近年、国内セリ市場は活況が続いており、1億円超の取引も増加している。2億円、3億円といった高額落札も、今や珍しくない。しかし、中央G1を制した馬の最高落札額は、ワールドプレミアの2億5920万円(税込)となっている。そこで今回は、2026年の活躍が期待できる高額取引馬を独断と偏見で5頭選び、年齢順に紹介する。[4/5ページ]
※取引額はすべて税込み表示
④ダノンアスコルティ(牝3歳、美浦・萩原清厩舎)
2024年セレクトセール:4億4000万円
2年前のセレクトセール1歳部門にて、牝馬として史上2番目の4億4000万円で取引されたダノンアスコルティも大きいところを勝つ素質を備えている。
“7冠馬”の父キタサンブラックは、これまでイクイノックスやクロワデュノール、ソールオリエンス、さらに障害G1ウイナーのエコロデュエルなどを輩出している。ただし、活躍馬は牡馬に偏っており、G1を勝利した牝馬はまだいない。
それでもラヴェルが重賞を2勝しているほか、クリスマスパレードとアドマイヤマツリが牝馬限定重賞を1勝ずつ挙げている。さらにブラックチャリスが先日のフェアリーSを制し、牝馬クラシック戦線に名乗りを上げたところだ。

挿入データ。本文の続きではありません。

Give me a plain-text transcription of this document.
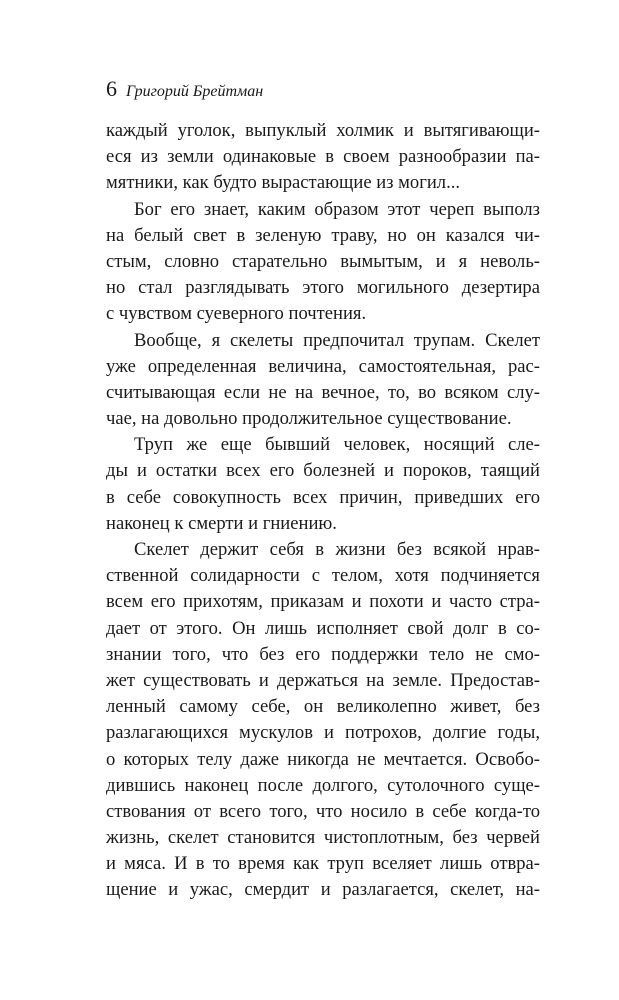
6 Григорий Брейтман
каждый уголок, выпуклый холмик и вытягивающи-
еся из земли одинаковые в своем разнообразии па-
мятники, как будто вырастающие из могил...
Бог его знает, каким образом этот череп выполз
на белый свет в зеленую траву, но он казался чи-
стым, словно старательно вымытым, и я неволь-
но стал разглядывать этого могильного дезертира
с чувством суеверного почтения.
Вообще, я скелеты предпочитал трупам. Скелет
уже определенная величина, самостоятельная, рас-
считывающая если не на вечное, то, во всяком слу-
чае, на довольно продолжительное существование.
Труп же еще бывший человек, носящий сле-
ды и остатки всех его болезней и пороков, таящий
в себе совокупность всех причин, приведших его
наконец к смерти и гниению.
Скелет держит себя в жизни без всякой нрав-
ственной солидарности с телом, хотя подчиняется
всем его прихотям, приказам и похоти и часто стра-
дает от этого. Он лишь исполняет свой долг в со-
знании того, что без его поддержки тело не смо-
жет существовать и держаться на земле. Предостав-
ленный самому себе, он великолепно живет, без
разлагающихся мускулов и потрохов, долгие годы,
о которых телу даже никогда не мечтается. Освобо-
дившись наконец после долгого, сутолочного суще-
ствования от всего того, что носило в себе когда-то
жизнь, скелет становится чистоплотным, без червей
и мяса. И в то время как труп вселяет лишь отвра-
щение и ужас, смердит и разлагается, скелет, на-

ダノンアスコルティは、そのブラックチャリスと同世代。半姉にG1を2勝しているアスコリピチェーノ(父ダイワメジャー)がいて、さらに全姉には4勝馬のアスコルティアーモがいる。
アスコリピチェーノはマイル以下、アスコルティアーモは1800mで勝利を挙げている。母系にやや距離不安もあるが、近親のタッチングスピーチやサトノルークスが中距離以上でも活躍しており、2000mの秋華賞あたりが現実的な目標となるか。

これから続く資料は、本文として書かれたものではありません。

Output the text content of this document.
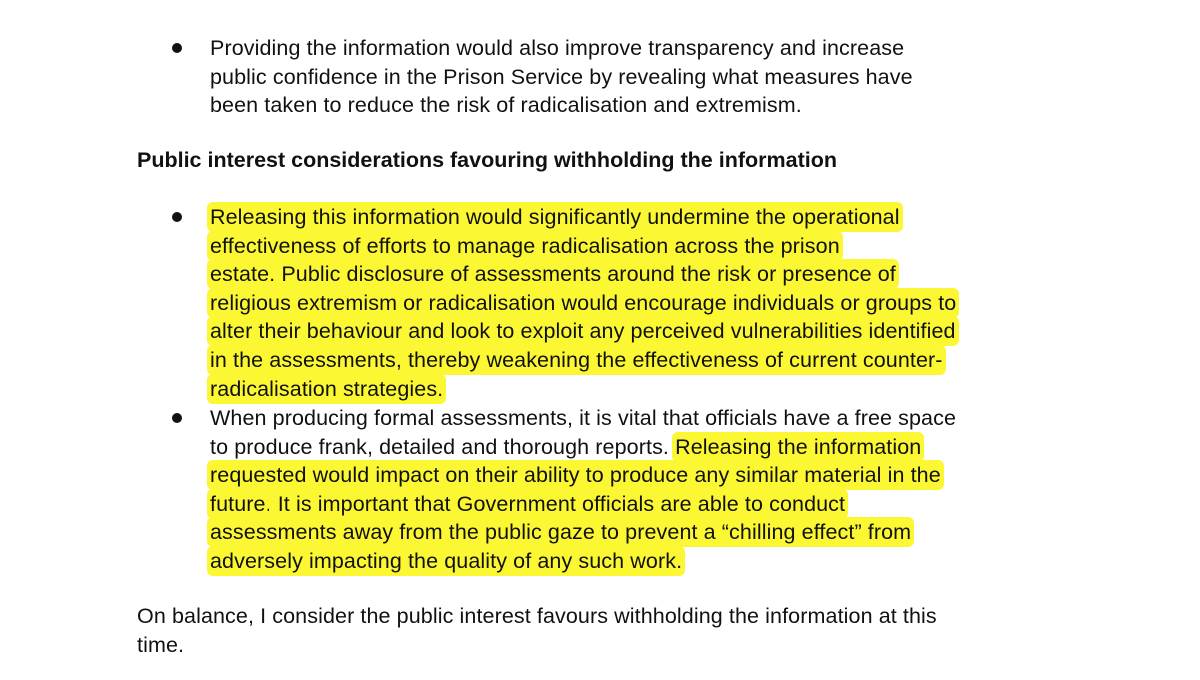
Providing the information would also improve transparency and increase
public confidence in the Prison Service by revealing what measures have
been taken to reduce the risk of radicalisation and extremism.
Public interest considerations favouring withholding the information
Releasing this information would significantly undermine the operational
effectiveness of efforts to manage radicalisation across the prison
estate. Public disclosure of assessments around the risk or presence of
religious extremism or radicalisation would encourage individuals or groups to
alter their behaviour and look to exploit any perceived vulnerabilities identified
in the assessments, thereby weakening the effectiveness of current counter-
radicalisation strategies.
When producing formal assessments, it is vital that officials have a free space
to produce frank, detailed and thorough reports. Releasing the information
requested would impact on their ability to produce any similar material in the
future. It is important that Government officials are able to conduct
assessments away from the public gaze to prevent a “chilling effect” from
adversely impacting the quality of any such work.
On balance, I consider the public interest favours withholding the information at this
time.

4億円ホースのダノンアスコルティは昨年末に中山芝1800mでデビューし、断然1番人気に推されたもののまさかの4着に敗れた。ただ、鞍上を務めたC.ルメール騎手は「これから良くなる」とコメントしており、巻き返すチャンスは十分あるだろう。
まずは次走でしっかり勝ち上がることが重要。それができれば、おのずと結果はついてくるはずだ。